In 1948 then foreign minister St Laurent actively supported the first UN peacekeeping mission, in Palestine (1948) and Kashmir (1949). (No, boys and girls, Lester B Pearson did urguhartPicture-Ralph-Bunchenot “invent” UN peacekeeping … it was done by a Brit, Sir Brian Urquhart, whose doubts about “going a bridge too far” are chronicled in Cornelius Ryan’s book and later in the film of that same name, and by his boss at the UN, the distinguished black American scholar and diplomat, Ralph Bunche. That’s why Dr Bunche, a former member of the OSS, the predecessor of the CIA in World War II, won the Nobel Prize in 1950.) There is still room for peacekeeping in a Canadian grand strategy … provided we all understand that the days of baby-blue beret style, so-called Pearsonian peacekeeping, are long gone, never to return. It is now a more dangerous business.

The world is less complicated now than it was circa 1950. The very real threat of global thermonuclear war has receded, the notion that anyone can “conquer the globe” is no longer a reasonable fear. But the world is still a dangerous place and there is still a very real need for able, responsible, liberal democracies like Canada to play a leading role in making it safe for everyone.

To do that Canada needs a new, or maybe just renewed grand strategy based on offering the opportunity to achieve peace and prosperity to everyone, by:

  1. Being a free trader, or, at least a free(er) trader than many other nations; and
  2. Keeping the peace, which may mean making the peace, whenever and wherever required ~ obviously not all by ourselves, but in concert with the United Nations or, increasingly, with ‘coalitions of the willing.’ 

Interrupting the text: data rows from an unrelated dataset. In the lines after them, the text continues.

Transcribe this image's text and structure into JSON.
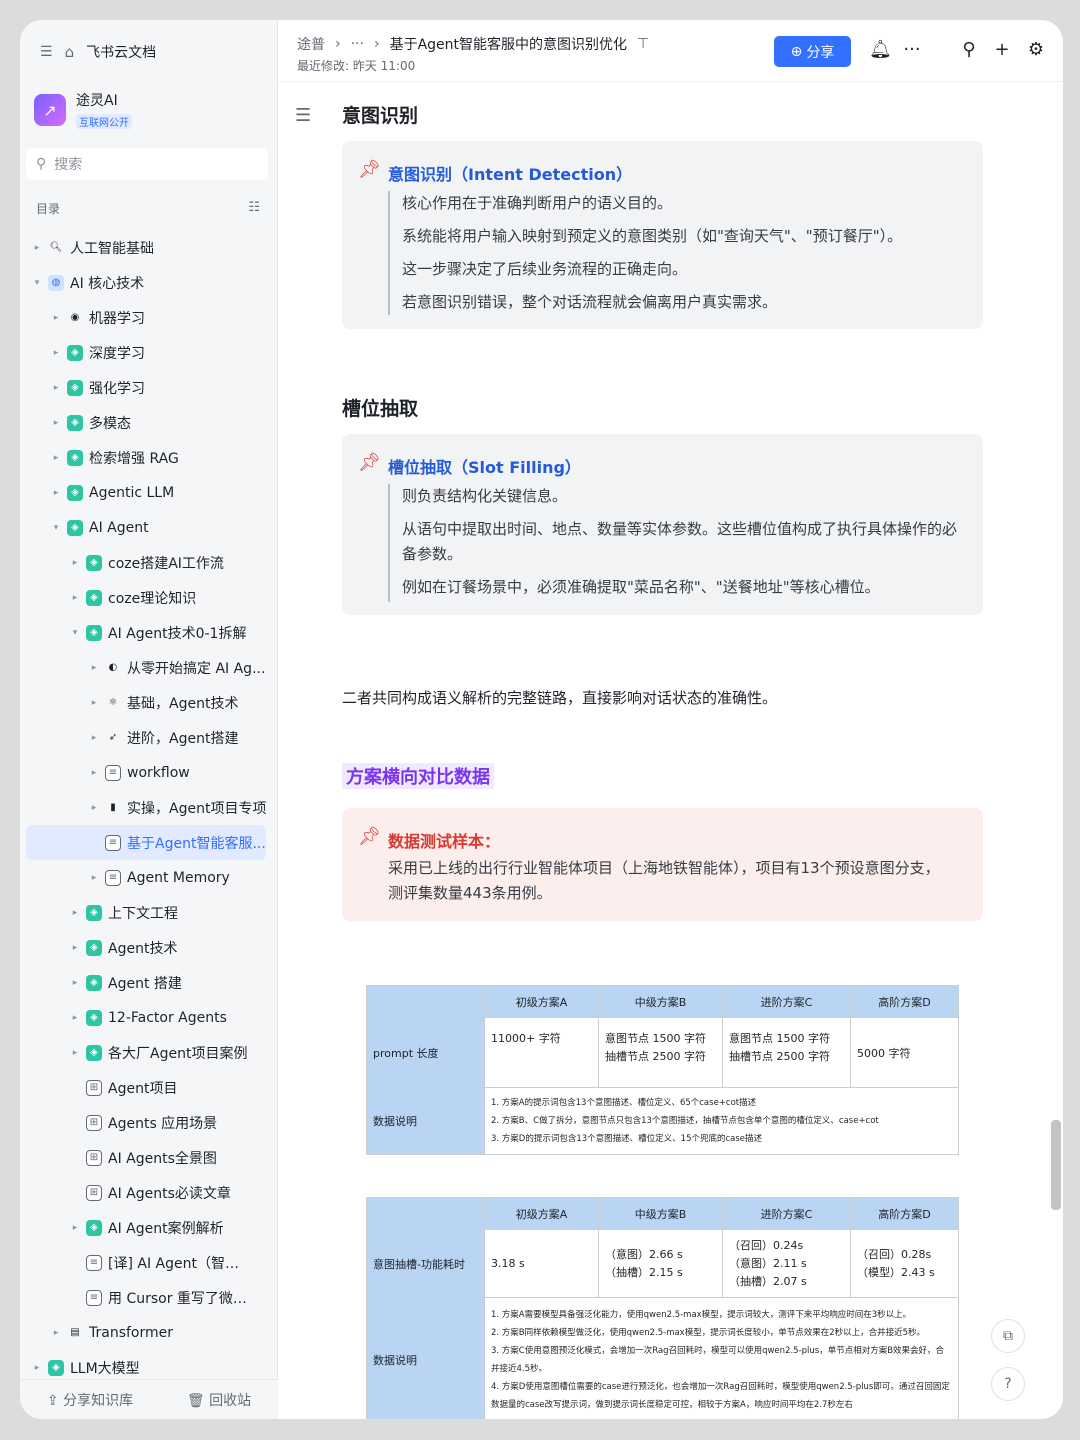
{
  "sidebar": {
    "app_name": "飞书云文档",
    "kb_name": "途灵AI",
    "kb_badge": "互联网公开",
    "search_placeholder": "搜索",
    "toc_label": "目录",
    "share_kb": "分享知识库",
    "recycle": "回收站",
    "items": [
      {
        "label": "人工智能基础",
        "depth": 0,
        "arrow": "▸",
        "icon": "magnifier-icon"
      },
      {
        "label": "AI 核心技术",
        "depth": 0,
        "arrow": "▾",
        "icon": "globe-icon"
      },
      {
        "label": "机器学习",
        "depth": 1,
        "arrow": "▸",
        "icon": "robot-icon"
      },
      {
        "label": "深度学习",
        "depth": 1,
        "arrow": "▸",
        "icon": "wiki-icon"
      },
      {
        "label": "强化学习",
        "depth": 1,
        "arrow": "▸",
        "icon": "wiki-icon"
      },
      {
        "label": "多模态",
        "depth": 1,
        "arrow": "▸",
        "icon": "wiki-icon"
      },
      {
        "label": "检索增强 RAG",
        "depth": 1,
        "arrow": "▸",
        "icon": "wiki-icon"
      },
      {
        "label": "Agentic LLM",
        "depth": 1,
        "arrow": "▸",
        "icon": "wiki-icon"
      },
      {
        "label": "AI Agent",
        "depth": 1,
        "arrow": "▾",
        "icon": "wiki-icon"
      },
      {
        "label": "coze搭建AI工作流",
        "depth": 2,
        "arrow": "▸",
        "icon": "wiki-icon"
      },
      {
        "label": "coze理论知识",
        "depth": 2,
        "arrow": "▸",
        "icon": "wiki-icon"
      },
      {
        "label": "AI Agent技术0-1拆解",
        "depth": 2,
        "arrow": "▾",
        "icon": "wiki-icon"
      },
      {
        "label": "从零开始搞定 AI Ag...",
        "depth": 3,
        "arrow": "▸",
        "icon": "people-icon"
      },
      {
        "label": "基础，Agent技术",
        "depth": 3,
        "arrow": "▸",
        "icon": "atom-icon"
      },
      {
        "label": "进阶，Agent搭建",
        "depth": 3,
        "arrow": "▸",
        "icon": "rocket-icon"
      },
      {
        "label": "workflow",
        "depth": 3,
        "arrow": "▸",
        "icon": "doc-icon"
      },
      {
        "label": "实操，Agent项目专项",
        "depth": 3,
        "arrow": "▸",
        "icon": "folder-icon"
      },
      {
        "label": "基于Agent智能客服...",
        "depth": 3,
        "arrow": "",
        "icon": "doc-icon",
        "active": true
      },
      {
        "label": "Agent Memory",
        "depth": 3,
        "arrow": "▸",
        "icon": "doc-icon"
      },
      {
        "label": "上下文工程",
        "depth": 2,
        "arrow": "▸",
        "icon": "wiki-icon"
      },
      {
        "label": "Agent技术",
        "depth": 2,
        "arrow": "▸",
        "icon": "wiki-icon"
      },
      {
        "label": "Agent 搭建",
        "depth": 2,
        "arrow": "▸",
        "icon": "wiki-icon"
      },
      {
        "label": "12-Factor Agents",
        "depth": 2,
        "arrow": "▸",
        "icon": "wiki-icon"
      },
      {
        "label": "各大厂Agent项目案例",
        "depth": 2,
        "arrow": "▸",
        "icon": "wiki-icon"
      },
      {
        "label": "Agent项目",
        "depth": 2,
        "arrow": "",
        "icon": "grid-doc-icon"
      },
      {
        "label": "Agents 应用场景",
        "depth": 2,
        "arrow": "",
        "icon": "grid-doc-icon"
      },
      {
        "label": "AI Agents全景图",
        "depth": 2,
        "arrow": "",
        "icon": "grid-doc-icon"
      },
      {
        "label": "AI Agents必读文章",
        "depth": 2,
        "arrow": "",
        "icon": "grid-doc-icon"
      },
      {
        "label": "AI Agent案例解析",
        "depth": 2,
        "arrow": "▸",
        "icon": "wiki-icon"
      },
      {
        "label": "[译] AI Agent（智能体...",
        "depth": 2,
        "arrow": "",
        "icon": "doc-icon"
      },
      {
        "label": "用 Cursor 重写了微软...",
        "depth": 2,
        "arrow": "",
        "icon": "doc-icon"
      },
      {
        "label": "Transformer",
        "depth": 1,
        "arrow": "▸",
        "icon": "book-icon"
      },
      {
        "label": "LLM大模型",
        "depth": 0,
        "arrow": "▸",
        "icon": "wiki-icon"
      }
    ]
  },
  "header": {
    "crumb_root": "途普",
    "crumb_more": "···",
    "crumb_current": "基于Agent智能客服中的意图识别优化",
    "modified": "最近修改: 昨天 11:00",
    "share_label": "分享"
  },
  "doc": {
    "h_intent": "意图识别",
    "intent_callout_title": "意图识别（Intent Detection）",
    "intent_lines": [
      "核心作用在于准确判断用户的语义目的。",
      "系统能将用户输入映射到预定义的意图类别（如\"查询天气\"、\"预订餐厅\"）。",
      "这一步骤决定了后续业务流程的正确走向。",
      "若意图识别错误，整个对话流程就会偏离用户真实需求。"
    ],
    "h_slot": "槽位抽取",
    "slot_callout_title": "槽位抽取（Slot Filling）",
    "slot_lines": [
      "则负责结构化关键信息。",
      "从语句中提取出时间、地点、数量等实体参数。这些槽位值构成了执行具体操作的必备参数。",
      "例如在订餐场景中，必须准确提取\"菜品名称\"、\"送餐地址\"等核心槽位。"
    ],
    "summary": "二者共同构成语义解析的完整链路，直接影响对话状态的准确性。",
    "h_compare": "方案横向对比数据",
    "test_title": "数据测试样本：",
    "test_body": "采用已上线的出行行业智能体项目（上海地铁智能体），项目有13个预设意图分支，测评集数量443条用例。"
  },
  "table1": {
    "headers": [
      "",
      "初级方案A",
      "中级方案B",
      "进阶方案C",
      "高阶方案D"
    ],
    "row1_label": "prompt 长度",
    "row1": [
      "11000+ 字符",
      "意图节点 1500 字符",
      "抽槽节点 2500 字符",
      "意图节点 1500 字符",
      "抽槽节点 2500 字符",
      "5000 字符"
    ],
    "row2_label": "数据说明",
    "notes": [
      "1.   方案A的提示词包含13个意图描述、槽位定义、65个case+cot描述",
      "2.   方案B、C做了拆分，意图节点只包含13个意图描述，抽槽节点包含单个意图的槽位定义、case+cot",
      "3.   方案D的提示词包含13个意图描述、槽位定义、15个兜底的case描述"
    ]
  },
  "table2": {
    "headers": [
      "",
      "初级方案A",
      "中级方案B",
      "进阶方案C",
      "高阶方案D"
    ],
    "row1_label": "意图抽槽-功能耗时",
    "a": "3.18 s",
    "b1": "（意图）2.66 s",
    "b2": "（抽槽）2.15 s",
    "c1": "（召回）0.24s",
    "c2": "（意图）2.11 s",
    "c3": "（抽槽）2.07 s",
    "d1": "（召回）0.28s",
    "d2": "（模型）2.43 s",
    "row2_label": "数据说明",
    "notes": [
      "1.   方案A需要模型具备强泛化能力，使用qwen2.5-max模型，提示词较大，测评下来平均响应时间在3秒以上。",
      "2.   方案B同样依赖模型做泛化，使用qwen2.5-max模型，提示词长度较小，单节点效果在2秒以上，合并接近5秒。",
      "3.   方案C使用意图预泛化模式，会增加一次Rag召回耗时，模型可以使用qwen2.5-plus，单节点相对方案B效果会好，合并接近4.5秒。",
      "4.   方案D使用意图槽位需要的case进行预泛化，也会增加一次Rag召回耗时，模型使用qwen2.5-plus即可。通过召回固定数据量的case改写提示词，做到提示词长度稳定可控，相较于方案A，响应时间平均在2.7秒左右"
    ]
  }
}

That renewed Canadian grand strategy will, in my opinion, be focused, increasingly, beyond North America and, especially, away from Europe ~ first towards Asia (not just to China, but also towards Malaysia, the Philippines and Vietnam, too) and then towards Africa (for trade, not just aid and peacekeeping).



Published by Ted Campbell

Old, retired Canadian soldier, Conservative ~ socially moderate, but a fiscal hawk. A husband, father and grandfather. Published material is posted under the "Fair Dealing" provisions (§29) of the Copyright Act for the purposes of research, private study and education.

13 thoughts on “A Grand Strategy for Canada (2)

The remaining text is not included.